İsrail'in Lübnan'da çekilmeyi reddettiği beş noktanın stratejik önemi nedir?

Havadan gözetleme ve akıllı silahlarla önemlerini yitiriyorlar

İsrail bombardımanlarının ardından Lübnan'ın güneyindeki Kafr Kila'dan dumanlar yükseliyor. (AFP)
İsrail bombardımanlarının ardından Lübnan'ın güneyindeki Kafr Kila'dan dumanlar yükseliyor. (AFP)
TT

İsrail'in Lübnan'da çekilmeyi reddettiği beş noktanın stratejik önemi nedir?

İsrail bombardımanlarının ardından Lübnan'ın güneyindeki Kafr Kila'dan dumanlar yükseliyor. (AFP)
İsrail bombardımanlarının ardından Lübnan'ın güneyindeki Kafr Kila'dan dumanlar yükseliyor. (AFP)

İsrail'in çekilme tarihi olan 18 Şubat yaklaşırken, İsrail ordusu işgal altındaki Lübnan şehirlerinde bulunan askeri üslerinin çoğunu henüz dağıtmadı ve Güney Lübnan'daki sınır bölgesinde bombardımanlarına devam ediyor.

Yerel medya, İsrail ordusunun Kafr Kila kasabasındaki evlerin yanı sıra Meys el-Cebel Devlet Hastanesi ve Meys el-Cebel'in kuzeyindeki eş-Şindibe bölgesi civarındaki bazı evleri yaktığını, Hula'daki el-Merc mahallesinde de başka evlerin yakıldığını bildirdi.

Bir İsrail insansız hava aracı (İHA), Bint Cubeyl bölgesindeki Aynata kasabasının eteklerindeki Akabe mahallesini hedef alan bir hava saldırısı gerçekleştirdi. Ambulanslar olay yerine intikal etti, İHA’lar ve keşif uçakları bölge üzerinde alçak irtifada uçtu.

İsrail’e ait İHA’lar Sayda ve doğusu üzerinde alçak uçuş yaptı. İsrail ordusu Yarun kasabasının güneydoğusundaki Sultani bölgesine girerek bir bubi tuzağı operasyonu gerçekleştirdi.

Stratejik noktaların önemi

İsrail, Hizbullah'ın Litani Nehri'nin güney ve kuzeyindeki hareketlerini izleme bahanesiyle Lübnan'ın güneyindeki beş sınır noktasında kalmayı planlıyor. Bunlar, doğu kesiminde Tillet el-Hamamis ve Tillet el-Uveyde, orta kesimde Tillet el-Ezziye ve Cebel Balat, batı kesiminde ise Tillet el-Lebbune.

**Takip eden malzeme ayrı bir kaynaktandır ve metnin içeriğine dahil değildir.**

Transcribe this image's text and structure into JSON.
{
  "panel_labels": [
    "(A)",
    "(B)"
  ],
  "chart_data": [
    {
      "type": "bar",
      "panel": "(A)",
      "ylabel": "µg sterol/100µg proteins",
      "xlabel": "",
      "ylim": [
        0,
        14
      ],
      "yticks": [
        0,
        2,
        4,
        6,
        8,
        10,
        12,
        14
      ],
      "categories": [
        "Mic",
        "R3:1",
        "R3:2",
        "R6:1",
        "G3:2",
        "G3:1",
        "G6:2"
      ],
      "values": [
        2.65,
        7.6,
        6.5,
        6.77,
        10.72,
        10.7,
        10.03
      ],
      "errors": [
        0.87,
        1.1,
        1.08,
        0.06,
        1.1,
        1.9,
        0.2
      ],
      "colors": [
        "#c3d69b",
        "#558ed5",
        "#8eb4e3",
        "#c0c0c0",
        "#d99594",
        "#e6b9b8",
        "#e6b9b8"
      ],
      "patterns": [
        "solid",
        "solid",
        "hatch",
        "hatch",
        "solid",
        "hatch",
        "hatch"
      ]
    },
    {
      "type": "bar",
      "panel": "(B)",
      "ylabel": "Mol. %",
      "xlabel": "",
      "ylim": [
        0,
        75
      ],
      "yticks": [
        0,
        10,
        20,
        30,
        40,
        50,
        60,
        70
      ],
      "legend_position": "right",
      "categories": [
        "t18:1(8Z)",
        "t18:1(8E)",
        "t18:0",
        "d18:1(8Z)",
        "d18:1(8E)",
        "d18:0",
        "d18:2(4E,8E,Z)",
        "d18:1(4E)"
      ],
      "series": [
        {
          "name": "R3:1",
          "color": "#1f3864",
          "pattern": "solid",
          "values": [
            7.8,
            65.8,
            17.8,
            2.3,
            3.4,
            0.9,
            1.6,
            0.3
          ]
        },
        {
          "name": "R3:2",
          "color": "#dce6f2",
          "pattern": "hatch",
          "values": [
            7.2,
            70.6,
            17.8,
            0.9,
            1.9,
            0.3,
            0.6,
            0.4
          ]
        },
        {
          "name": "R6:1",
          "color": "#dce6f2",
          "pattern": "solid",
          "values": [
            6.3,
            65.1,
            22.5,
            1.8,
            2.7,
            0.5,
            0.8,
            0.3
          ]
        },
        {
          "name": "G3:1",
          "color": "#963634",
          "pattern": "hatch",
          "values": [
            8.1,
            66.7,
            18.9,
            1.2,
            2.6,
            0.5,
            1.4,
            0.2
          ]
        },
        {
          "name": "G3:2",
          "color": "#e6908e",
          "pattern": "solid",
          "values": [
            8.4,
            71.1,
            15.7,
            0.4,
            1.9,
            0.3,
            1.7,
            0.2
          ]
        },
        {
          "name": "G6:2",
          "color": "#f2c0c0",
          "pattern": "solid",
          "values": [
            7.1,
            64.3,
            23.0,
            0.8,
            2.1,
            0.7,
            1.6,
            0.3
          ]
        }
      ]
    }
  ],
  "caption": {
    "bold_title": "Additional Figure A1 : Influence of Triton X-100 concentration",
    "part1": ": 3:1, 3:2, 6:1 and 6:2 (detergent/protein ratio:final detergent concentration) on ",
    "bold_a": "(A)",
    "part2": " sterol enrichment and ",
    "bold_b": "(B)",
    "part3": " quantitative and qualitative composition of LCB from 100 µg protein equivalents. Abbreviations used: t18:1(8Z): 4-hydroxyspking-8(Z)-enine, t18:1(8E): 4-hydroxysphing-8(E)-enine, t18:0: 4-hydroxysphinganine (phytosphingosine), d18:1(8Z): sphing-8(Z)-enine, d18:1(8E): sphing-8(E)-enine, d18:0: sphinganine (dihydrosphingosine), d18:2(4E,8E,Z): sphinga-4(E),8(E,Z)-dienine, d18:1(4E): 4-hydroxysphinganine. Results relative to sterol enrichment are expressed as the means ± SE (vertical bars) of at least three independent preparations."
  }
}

Askeri ve strateji uzmanı Tuğgeneral Dr. Hasan Cuni, bu tepelerin ‘Lübnan'ın işgal altındaki Filistin ile sınırı boyunca kesintili bir hattı temsil ettiğini’ söyledi. Cuni, “Bu noktaların İsrail'in Golan Tepeleri'nden Lübnan'ı ya da Suriye'yi gözetlemesi konusunda hiçbir stratejik etkisi yoktur” dedi.

Cuni, Şarku’l Avsat'a verdiği demeçte şu ifadeleri kullandı: “Teknolojik gelişmeler, tepelerin askeri boyutta stratejik önemini büyük ölçüde yitirmesine neden oldu. Günümüzün İHA’ları belirli bir yükseklikten, yerde meydana gelen en küçük ayrıntıları ve hareketleri gözlemleyebiliyor. İsrail'in güvenliğine tehdit olarak gördüğü herhangi bir askeri hedefi vurmak için bu tepelerden yararlanma konusuna gelince, bu hedefleme, gelişmiş silahlar ve akıllı bombalar aracılığıyla 100 kilometre mesafeden, bir metreden daha az bir hata oranıyla mümkün hale geldi.”

Cuni, “İsrail'in söz konusu beş noktada kalma ısrarının iki boyutu var. Birincisi, İsrail bayrağının Lübnan topraklarında göndere çekilmesiyle ilgili ahlaki boyut. İkincisi ise kuzeydeki kolonilerde yaşayan yerleşimciler için ordunuzun Lübnan'da bulunduğu ve her şeyi izlediği yönünde bir güven ortamı yaratmasıdır; böylece Lübnan tarafından yeni bir 7 Ekim'e uyanacağınızdan korkmazsınız” şeklinde konuştu. Cuni, ‘İsrail ordusunun Lübnan'ın herhangi bir tepesinde kalmasının, yüzleşilmesi gereken açık bir işgal olduğunu’ vurguladı.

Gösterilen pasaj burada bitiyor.